Ogni biglia aveva una personalità: quella “più bella”, quella “fortunata”, quella che non si doveva mai giocare perché troppo preziosa per rischiarla.

Le regole non scritte dei cortili

Le biglie erano protagoniste assolute dei cortili, delle strade sterrate, dei campetti improvvisati. Le regole cambiavano da quartiere a quartiere, ma una cosa era certa: si giocava sul serio. Chi perdeva una biglia la perdeva davvero, e chi vinceva se la guadagnava con orgoglio.
Non c’erano adulti a controllare, solo bambini che imparavano la competizione, il rispetto e la delusione, tutto nello spazio di pochi metri di terra battuta. E quando una biglia finiva in un tombino, era come perdere un amico.
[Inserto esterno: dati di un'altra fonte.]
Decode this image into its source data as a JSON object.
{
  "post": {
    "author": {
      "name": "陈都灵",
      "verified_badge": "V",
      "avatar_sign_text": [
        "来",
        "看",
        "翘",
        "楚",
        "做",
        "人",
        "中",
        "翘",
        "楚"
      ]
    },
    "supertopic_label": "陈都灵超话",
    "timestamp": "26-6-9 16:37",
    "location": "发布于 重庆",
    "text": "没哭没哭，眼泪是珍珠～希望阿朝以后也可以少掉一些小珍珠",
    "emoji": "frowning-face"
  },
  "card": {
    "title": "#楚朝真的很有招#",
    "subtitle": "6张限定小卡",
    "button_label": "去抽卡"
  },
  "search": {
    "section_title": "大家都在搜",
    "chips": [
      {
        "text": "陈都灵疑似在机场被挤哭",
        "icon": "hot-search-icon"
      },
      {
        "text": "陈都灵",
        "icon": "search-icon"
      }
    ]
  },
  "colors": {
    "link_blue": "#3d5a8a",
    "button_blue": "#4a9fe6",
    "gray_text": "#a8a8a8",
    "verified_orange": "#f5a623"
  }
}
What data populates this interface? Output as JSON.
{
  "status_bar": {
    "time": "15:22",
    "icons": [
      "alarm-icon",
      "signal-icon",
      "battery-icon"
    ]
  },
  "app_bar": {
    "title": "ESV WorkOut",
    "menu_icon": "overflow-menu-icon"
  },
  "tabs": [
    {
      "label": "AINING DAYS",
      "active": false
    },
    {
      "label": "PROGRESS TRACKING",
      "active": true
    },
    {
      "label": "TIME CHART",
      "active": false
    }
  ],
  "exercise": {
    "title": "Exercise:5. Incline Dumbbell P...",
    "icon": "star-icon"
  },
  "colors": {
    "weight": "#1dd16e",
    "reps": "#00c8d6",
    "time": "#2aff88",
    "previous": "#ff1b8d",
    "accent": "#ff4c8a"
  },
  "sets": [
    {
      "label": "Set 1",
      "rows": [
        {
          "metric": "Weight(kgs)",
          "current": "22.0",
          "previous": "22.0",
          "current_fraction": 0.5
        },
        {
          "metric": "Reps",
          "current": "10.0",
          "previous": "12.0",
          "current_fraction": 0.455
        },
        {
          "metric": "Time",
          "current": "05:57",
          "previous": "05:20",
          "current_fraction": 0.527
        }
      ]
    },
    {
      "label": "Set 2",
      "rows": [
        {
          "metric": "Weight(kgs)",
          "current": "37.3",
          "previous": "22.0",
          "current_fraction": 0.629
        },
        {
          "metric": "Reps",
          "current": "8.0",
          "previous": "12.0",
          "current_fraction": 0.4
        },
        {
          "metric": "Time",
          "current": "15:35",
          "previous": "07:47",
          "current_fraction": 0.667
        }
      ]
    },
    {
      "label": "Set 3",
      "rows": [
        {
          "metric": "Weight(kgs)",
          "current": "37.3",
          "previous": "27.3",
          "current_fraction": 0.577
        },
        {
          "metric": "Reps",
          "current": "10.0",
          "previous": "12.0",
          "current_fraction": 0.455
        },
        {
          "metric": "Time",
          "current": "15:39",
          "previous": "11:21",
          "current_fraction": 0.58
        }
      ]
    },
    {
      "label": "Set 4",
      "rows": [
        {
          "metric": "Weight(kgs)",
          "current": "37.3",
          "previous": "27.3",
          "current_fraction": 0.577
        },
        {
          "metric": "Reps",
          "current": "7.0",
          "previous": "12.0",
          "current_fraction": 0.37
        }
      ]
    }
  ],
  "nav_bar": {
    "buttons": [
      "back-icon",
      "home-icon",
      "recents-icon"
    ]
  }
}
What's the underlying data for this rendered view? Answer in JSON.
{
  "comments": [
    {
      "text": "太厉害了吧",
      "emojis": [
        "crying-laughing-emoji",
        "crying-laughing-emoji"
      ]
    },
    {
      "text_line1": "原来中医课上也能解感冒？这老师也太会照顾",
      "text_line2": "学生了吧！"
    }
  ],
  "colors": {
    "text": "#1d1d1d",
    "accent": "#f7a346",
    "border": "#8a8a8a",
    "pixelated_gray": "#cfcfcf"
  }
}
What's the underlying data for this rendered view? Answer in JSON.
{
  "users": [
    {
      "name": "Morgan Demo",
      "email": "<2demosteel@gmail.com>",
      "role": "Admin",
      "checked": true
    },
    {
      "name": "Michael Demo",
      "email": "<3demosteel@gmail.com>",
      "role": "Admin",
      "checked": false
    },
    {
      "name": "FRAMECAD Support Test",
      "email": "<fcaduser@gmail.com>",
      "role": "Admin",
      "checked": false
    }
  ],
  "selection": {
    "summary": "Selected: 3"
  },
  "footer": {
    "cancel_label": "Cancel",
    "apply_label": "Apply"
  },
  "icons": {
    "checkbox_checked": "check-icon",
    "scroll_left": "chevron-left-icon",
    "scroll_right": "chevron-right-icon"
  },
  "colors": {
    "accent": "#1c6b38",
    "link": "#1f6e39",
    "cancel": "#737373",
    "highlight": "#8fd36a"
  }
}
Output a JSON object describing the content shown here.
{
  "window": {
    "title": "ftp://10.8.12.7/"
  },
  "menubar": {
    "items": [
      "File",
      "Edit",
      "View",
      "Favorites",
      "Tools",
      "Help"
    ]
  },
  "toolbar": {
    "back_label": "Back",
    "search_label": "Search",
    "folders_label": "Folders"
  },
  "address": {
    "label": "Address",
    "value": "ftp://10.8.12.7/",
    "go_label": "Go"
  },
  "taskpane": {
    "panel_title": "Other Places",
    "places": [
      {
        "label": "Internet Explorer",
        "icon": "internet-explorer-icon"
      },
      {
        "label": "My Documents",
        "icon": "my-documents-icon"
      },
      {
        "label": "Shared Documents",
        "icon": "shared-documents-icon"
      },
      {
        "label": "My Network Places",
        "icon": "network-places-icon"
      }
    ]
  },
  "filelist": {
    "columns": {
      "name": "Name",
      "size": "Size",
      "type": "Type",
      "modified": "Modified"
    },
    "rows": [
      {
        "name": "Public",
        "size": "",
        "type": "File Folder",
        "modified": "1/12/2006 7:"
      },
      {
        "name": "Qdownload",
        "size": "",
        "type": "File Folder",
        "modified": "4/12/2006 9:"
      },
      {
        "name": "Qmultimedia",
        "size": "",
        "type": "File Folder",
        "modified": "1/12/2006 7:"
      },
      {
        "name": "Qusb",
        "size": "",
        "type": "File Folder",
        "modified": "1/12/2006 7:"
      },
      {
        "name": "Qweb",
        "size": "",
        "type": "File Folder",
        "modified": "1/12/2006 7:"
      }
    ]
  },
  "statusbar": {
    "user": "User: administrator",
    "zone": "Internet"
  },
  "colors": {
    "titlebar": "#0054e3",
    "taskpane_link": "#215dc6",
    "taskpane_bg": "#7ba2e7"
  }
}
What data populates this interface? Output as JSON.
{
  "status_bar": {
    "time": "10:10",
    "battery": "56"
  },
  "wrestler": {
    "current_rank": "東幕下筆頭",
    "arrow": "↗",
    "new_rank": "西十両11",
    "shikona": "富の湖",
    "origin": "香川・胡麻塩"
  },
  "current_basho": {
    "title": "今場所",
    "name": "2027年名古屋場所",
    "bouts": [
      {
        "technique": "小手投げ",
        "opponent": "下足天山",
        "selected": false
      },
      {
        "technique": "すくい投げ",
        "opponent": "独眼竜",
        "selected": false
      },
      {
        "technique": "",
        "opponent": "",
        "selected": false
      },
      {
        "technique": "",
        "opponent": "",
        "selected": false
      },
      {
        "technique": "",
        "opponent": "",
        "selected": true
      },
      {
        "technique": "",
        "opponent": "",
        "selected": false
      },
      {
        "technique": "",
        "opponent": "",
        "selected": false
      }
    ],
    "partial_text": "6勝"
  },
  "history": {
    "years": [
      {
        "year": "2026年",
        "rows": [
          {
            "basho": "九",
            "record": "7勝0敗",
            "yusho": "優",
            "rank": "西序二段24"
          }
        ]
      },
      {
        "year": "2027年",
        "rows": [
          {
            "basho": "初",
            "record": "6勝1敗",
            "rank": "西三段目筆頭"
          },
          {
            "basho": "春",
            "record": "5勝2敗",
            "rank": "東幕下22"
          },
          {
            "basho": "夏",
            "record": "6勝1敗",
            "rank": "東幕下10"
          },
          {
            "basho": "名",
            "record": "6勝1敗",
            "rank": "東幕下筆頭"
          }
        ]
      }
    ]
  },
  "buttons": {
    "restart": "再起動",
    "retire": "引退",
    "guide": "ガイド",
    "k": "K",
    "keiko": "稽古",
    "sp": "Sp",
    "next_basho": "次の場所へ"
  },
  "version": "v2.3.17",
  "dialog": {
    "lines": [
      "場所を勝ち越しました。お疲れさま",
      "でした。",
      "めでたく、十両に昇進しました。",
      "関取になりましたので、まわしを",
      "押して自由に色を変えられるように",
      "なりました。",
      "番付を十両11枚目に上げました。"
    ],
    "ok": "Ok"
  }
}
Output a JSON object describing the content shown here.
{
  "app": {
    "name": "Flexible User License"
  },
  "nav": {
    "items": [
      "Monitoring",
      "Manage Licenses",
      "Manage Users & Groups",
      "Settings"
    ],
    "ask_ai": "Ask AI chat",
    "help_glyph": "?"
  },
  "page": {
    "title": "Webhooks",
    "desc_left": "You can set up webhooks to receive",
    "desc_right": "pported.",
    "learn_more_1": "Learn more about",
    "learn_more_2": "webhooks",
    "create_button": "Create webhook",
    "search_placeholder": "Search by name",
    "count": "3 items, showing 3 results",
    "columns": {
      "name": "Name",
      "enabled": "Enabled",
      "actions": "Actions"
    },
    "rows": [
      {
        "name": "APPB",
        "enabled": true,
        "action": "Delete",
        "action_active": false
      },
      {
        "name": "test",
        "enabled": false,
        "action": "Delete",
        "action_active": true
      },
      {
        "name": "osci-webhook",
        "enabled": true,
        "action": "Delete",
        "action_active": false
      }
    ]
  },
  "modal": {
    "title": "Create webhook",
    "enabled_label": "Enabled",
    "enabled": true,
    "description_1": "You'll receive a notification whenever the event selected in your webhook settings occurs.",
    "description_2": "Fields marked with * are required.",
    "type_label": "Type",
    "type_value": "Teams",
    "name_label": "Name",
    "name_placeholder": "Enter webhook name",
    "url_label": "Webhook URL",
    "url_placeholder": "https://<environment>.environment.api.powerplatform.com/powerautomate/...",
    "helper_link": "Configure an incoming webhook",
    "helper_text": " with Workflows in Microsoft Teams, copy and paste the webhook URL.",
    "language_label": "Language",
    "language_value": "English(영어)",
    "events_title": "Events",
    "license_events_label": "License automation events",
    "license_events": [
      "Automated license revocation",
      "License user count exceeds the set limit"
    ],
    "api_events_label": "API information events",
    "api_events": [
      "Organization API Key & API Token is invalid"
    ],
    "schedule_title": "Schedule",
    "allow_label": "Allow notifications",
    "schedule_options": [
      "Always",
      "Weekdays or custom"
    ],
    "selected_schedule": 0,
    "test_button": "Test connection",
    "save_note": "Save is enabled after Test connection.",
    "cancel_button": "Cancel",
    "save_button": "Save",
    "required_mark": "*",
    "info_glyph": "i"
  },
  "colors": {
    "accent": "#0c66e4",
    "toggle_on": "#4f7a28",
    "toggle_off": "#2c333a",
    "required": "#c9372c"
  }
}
Un simbolo di un’infanzia diversa

Rivedere oggi una biglia di vetro significa tornare a un tempo in cui la fantasia contava più della tecnologia. Non servivano schermi, connessioni o batterie: bastava chinarsi per terra, disegnare un cerchio e iniziare a giocare.
Le biglie raccontano un’infanzia fatta di tempo lento, di amicizie vere, di ginocchia sbucciate e risate improvvise. Un mondo semplice, forse imperfetto, ma incredibilmente autentico. E per questo, impossibile da dimenticare.

Una curiosità che pochi conoscono

Forse non tutti sanno che le biglie di vetro iniziarono a diffondersi massicciamente in Europa nel dopoguerra, quando la produzione industriale rese possibile creare vetro colorato a basso costo. Prima di allora, molte biglie erano fatte di argilla o pietra, ed erano molto meno resistenti.
Quelle di vetro, invece, diventavano quasi eterne: si rompevano raramente e passavano di mano in mano, di fratello in fratello, diventando oggetti carichi di memoria, molto più duraturi dei giochi moderni.